Les scientifiques distinguent plusieurs types d’albinisme selon le type de défaut. Il y a l’albinisme tyrosinase négatif (ne possédant pas de mélanine), l’albinisme tyrosinase positif (possédant un peu de mélanine) et l’albinisme de type 3.
Lire aussi: Burkina Faso : Les albinos veulent contrer le réchauffement climatique à travers le reboisement
Les moyens de protection contre les rayons ultraviolets
Pour se protéger contre les rayons solaires de plus en plus violents, les albinos doivent adopter un code vestimentaire qui tient compte de leur “fragilité”. Ils doivent porter des chapeaux larges et des habits longs et éviter de s’exposer au soleil pendant un certain temps.

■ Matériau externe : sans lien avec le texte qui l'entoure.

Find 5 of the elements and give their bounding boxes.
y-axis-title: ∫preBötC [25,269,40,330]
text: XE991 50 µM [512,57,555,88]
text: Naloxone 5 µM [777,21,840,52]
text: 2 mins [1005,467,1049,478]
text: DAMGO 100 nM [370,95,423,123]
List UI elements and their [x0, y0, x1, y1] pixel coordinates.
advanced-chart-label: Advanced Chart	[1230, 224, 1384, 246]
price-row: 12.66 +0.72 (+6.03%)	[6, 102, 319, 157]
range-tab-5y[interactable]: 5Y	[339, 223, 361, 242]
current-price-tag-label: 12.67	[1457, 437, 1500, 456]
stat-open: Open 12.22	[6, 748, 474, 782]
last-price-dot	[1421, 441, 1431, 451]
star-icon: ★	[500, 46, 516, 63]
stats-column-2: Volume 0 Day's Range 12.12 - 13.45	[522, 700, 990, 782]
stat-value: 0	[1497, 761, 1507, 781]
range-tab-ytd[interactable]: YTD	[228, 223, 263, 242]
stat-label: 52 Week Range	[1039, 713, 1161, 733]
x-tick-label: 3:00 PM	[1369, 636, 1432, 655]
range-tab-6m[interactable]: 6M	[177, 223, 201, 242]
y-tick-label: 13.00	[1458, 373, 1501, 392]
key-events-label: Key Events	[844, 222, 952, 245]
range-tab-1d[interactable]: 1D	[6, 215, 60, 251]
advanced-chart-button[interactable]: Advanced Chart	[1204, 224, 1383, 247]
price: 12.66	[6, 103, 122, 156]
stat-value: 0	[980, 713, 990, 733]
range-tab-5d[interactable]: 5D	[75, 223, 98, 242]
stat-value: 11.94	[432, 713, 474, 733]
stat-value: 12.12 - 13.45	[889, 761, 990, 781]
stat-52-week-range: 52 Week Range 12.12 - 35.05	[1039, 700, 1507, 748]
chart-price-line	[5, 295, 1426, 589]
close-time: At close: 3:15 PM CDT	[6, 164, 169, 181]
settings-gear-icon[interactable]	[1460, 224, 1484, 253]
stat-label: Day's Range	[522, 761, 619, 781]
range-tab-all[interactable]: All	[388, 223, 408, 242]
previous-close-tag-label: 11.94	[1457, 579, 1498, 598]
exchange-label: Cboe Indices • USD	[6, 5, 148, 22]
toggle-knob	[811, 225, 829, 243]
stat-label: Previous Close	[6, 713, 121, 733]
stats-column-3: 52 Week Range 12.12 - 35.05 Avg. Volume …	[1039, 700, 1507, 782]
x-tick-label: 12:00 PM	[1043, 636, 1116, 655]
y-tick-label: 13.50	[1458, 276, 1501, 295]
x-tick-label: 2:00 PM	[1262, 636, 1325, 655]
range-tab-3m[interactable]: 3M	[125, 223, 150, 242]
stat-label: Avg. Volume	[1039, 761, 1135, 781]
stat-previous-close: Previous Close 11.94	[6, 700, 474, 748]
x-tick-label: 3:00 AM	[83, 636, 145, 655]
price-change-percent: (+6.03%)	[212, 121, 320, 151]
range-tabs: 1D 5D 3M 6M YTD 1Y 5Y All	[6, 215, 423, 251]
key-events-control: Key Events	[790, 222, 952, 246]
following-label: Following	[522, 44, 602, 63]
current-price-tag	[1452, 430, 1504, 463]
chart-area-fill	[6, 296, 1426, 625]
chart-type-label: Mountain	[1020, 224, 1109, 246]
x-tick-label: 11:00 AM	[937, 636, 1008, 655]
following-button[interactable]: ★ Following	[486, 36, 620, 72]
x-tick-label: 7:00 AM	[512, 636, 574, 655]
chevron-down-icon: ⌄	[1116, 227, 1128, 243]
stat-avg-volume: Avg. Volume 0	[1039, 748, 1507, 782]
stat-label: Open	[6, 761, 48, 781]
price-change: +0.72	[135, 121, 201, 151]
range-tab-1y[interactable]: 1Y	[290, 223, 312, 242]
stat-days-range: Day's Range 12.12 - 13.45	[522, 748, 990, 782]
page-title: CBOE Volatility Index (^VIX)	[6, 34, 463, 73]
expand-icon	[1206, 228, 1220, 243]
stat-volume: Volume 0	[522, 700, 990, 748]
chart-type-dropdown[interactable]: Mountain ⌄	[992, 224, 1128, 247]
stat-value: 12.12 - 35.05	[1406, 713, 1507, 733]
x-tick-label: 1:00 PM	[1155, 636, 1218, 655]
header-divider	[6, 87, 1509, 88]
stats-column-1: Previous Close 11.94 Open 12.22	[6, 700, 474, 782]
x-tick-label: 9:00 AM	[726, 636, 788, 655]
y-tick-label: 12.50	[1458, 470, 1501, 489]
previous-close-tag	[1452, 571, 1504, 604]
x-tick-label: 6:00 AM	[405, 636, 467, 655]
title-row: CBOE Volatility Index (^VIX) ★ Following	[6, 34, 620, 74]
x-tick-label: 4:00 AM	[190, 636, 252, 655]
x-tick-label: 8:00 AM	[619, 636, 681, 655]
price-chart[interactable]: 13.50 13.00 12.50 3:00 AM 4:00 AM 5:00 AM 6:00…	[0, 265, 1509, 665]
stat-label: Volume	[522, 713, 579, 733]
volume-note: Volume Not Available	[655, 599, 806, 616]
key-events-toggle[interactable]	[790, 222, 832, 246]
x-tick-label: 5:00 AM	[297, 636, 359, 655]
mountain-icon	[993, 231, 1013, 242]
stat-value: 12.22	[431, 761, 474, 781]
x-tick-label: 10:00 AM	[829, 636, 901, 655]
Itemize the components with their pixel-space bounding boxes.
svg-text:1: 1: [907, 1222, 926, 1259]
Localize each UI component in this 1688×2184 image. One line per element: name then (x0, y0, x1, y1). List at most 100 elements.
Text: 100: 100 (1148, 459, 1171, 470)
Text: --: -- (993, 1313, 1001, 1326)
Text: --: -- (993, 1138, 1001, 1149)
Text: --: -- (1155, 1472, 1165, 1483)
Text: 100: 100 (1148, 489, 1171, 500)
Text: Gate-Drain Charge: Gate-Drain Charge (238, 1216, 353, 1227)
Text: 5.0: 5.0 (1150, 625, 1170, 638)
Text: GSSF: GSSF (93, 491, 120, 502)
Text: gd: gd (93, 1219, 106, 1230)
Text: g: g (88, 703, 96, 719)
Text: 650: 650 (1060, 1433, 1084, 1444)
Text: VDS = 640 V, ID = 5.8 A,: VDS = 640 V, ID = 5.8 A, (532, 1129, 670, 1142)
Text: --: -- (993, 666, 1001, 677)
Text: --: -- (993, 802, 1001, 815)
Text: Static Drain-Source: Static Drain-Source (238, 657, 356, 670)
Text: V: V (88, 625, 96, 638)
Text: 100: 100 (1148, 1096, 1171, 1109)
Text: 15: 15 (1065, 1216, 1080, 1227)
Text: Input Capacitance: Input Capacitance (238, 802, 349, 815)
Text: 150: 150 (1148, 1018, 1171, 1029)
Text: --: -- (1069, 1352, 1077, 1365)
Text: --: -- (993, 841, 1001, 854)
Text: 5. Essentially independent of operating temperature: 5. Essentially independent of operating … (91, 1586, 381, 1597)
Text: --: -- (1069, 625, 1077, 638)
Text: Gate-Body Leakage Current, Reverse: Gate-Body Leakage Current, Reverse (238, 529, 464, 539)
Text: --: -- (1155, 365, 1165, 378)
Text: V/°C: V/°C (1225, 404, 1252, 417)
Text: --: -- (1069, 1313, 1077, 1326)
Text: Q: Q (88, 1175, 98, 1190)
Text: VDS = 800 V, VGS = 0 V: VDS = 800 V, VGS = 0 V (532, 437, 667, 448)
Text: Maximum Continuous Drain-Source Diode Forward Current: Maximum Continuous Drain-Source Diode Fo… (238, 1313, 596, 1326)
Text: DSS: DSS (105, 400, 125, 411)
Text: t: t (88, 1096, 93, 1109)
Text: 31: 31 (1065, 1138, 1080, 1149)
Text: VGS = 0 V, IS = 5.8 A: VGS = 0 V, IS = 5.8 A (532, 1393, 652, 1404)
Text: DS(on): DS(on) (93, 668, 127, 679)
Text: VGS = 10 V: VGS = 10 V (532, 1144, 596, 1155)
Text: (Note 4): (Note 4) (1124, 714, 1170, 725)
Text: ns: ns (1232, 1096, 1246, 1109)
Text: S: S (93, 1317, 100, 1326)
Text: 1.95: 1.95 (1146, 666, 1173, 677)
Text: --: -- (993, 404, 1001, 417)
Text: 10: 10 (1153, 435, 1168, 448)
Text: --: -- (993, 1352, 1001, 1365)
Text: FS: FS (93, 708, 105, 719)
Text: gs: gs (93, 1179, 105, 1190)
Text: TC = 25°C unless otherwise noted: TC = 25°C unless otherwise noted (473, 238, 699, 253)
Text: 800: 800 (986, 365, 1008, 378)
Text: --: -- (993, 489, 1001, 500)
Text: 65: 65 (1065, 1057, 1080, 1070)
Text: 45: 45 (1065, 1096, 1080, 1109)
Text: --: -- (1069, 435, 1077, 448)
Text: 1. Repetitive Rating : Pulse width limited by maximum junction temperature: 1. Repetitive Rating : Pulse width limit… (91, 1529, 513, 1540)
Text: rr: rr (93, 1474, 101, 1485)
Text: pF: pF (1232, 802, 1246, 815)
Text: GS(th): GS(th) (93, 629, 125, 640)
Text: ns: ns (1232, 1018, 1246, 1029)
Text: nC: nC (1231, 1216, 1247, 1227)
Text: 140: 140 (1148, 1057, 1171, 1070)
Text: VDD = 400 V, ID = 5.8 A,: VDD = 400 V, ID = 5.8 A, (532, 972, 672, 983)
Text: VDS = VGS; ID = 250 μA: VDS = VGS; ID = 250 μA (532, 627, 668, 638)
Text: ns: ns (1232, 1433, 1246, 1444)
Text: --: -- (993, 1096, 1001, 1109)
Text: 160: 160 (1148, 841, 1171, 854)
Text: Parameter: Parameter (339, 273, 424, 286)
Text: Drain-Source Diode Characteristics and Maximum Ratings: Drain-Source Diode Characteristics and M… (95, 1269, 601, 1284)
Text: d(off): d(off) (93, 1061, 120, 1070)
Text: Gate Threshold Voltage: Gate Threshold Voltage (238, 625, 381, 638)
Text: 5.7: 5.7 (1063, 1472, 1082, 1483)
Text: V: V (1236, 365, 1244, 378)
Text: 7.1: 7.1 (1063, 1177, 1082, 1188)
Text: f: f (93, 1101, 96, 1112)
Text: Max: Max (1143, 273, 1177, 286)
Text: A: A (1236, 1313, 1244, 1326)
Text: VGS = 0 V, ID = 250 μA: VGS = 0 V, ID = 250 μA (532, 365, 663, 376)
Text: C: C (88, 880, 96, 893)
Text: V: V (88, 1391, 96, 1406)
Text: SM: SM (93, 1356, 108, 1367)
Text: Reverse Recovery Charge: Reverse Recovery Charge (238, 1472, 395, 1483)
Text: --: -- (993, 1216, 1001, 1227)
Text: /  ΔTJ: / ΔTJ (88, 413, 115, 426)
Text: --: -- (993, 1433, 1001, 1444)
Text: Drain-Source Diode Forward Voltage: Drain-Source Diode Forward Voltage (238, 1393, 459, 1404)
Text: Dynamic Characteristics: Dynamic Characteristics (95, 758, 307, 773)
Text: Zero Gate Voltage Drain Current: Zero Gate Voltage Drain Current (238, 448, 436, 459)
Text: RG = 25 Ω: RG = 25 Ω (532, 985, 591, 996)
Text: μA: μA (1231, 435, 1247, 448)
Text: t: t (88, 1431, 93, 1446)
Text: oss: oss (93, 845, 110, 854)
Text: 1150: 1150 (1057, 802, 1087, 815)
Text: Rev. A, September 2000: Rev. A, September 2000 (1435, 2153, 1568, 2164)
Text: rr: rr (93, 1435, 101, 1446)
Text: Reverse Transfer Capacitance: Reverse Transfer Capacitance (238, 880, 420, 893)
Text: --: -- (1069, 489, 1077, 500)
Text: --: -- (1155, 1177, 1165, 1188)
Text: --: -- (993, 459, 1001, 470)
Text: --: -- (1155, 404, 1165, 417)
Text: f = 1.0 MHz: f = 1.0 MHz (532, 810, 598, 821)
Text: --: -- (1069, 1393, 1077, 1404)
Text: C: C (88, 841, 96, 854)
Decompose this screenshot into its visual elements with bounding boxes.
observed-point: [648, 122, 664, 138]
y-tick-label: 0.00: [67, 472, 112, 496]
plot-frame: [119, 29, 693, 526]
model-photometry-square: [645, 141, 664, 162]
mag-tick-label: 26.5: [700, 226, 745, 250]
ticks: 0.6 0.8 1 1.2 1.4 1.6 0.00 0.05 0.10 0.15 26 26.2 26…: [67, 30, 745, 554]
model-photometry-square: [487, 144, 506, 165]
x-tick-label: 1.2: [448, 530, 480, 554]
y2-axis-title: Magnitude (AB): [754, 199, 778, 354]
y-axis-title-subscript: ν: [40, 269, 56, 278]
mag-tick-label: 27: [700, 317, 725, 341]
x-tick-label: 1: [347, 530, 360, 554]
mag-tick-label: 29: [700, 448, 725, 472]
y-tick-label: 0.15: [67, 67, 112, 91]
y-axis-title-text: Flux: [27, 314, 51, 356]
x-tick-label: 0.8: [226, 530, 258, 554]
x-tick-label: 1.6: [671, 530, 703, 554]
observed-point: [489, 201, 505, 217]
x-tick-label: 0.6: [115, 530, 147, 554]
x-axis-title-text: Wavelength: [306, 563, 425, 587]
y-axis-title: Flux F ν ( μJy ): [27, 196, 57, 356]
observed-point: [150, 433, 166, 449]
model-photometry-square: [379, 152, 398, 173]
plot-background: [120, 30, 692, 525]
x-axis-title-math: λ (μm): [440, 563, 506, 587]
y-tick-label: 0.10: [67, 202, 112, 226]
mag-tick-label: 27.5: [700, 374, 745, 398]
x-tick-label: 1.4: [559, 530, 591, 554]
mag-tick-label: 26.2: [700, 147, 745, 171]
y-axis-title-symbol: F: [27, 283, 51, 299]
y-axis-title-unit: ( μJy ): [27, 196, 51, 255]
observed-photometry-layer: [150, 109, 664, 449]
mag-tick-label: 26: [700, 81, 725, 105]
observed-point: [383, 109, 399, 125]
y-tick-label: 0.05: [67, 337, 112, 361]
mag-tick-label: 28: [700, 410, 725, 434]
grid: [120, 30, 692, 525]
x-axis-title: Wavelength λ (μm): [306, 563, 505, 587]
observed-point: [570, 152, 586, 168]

“Ce que nous donnons comme conseil, affirme Dr Mireille Kabré, médecin dermatologue au Centre hospitalier régional de Kaya, c’est la photoprotection comportementale, vestimentaire et la photoprotection par les crèmes solaires”.
Des crèmes solaires sont une solution pour éviter les facteurs cancérogènes. Cependant, comme le dit Mme Compaoré, mère de deux albinos, “ces crèmes coûtent très cher. La petite boîte coûte plus de 12 000 F CFA pour une durée d’utilisation de deux (2) semaines au maximum ».
“Mieux, soutient Dr Patrice Tapsoba, si la personne applique bien cela ne dépasse même pas une semaine ; parce qu’il faut appliquer la crème toutes les trois heures”.
Des associations au secours des albinos
Pour faciliter leur accès aux crèmes solaires, certains albinos se rapprochent des associations qui œuvrent dans ce sens. Ainsi Mme Denise Compaoré indique : “Nous participons régulièrement aux activités de sensibilisation et de consultation de certaines associations comme l’Association des femmes albinos du Burkina (AFAB)”.
Selon, Mme Maïmouna Dené, Présidente de cette association, les crèmes de traitement de la peau ne sont pas accessibles compte tenu des prix trop élevés et de leur provenance. “ Jusqu’à présent, les crèmes solaires viennent de l’extérieur ” explique Mme Dené qui souhaite qu’on puisse, dans les prochaines années, fabriquer ces crèmes au Burkina afin que les personnes vulnérables puissent s’en procurer à un prix social.
Actuellement, Mme Aminata Banao, mère de Mouzamine, utilise une pommade produite localement, composée d’un mélange de beurre de karité et de crème de lait de vache, pour protéger son enfant albinos. Mme Banao dit appliquer ce cocktail sur la peau de son fils âgé de 4 ans : “C’est très efficace. Quand on l’applique, cela évite les plaies”.
En ce jour où il fait plus de 30°C à Ouagadougou, elle tente de le garder à la maison pour le mettre à l’abri des effets des rayons solaires. Il n’est donc pas question pour le petit Mouzamine, qui veut suivre ses camarades, de le laisser aller avec eux jouer sous le soleil . “ Quand je le laisse sortir sous le soleil, le soir je me rends compte qu’il a des boutons sur le corps et s’ils ne sont pas bien traités ces boutons se transforment en plaies” explique Mme Banao.
Alors que notre planète est menacée par les effets du changement climatique, les personnes atteintes d’albinisme sont les plus menacées dans cette situation. Au Burkina Faso, le nombre de personnes atteintes d’albinisme reste toujours officiellement inconnu. Et Mme Maïmouna Dené de s’interroger, “si déjà on connait pas combien vous existez, comment on peut vous impliquer dans le processus de développement ?”.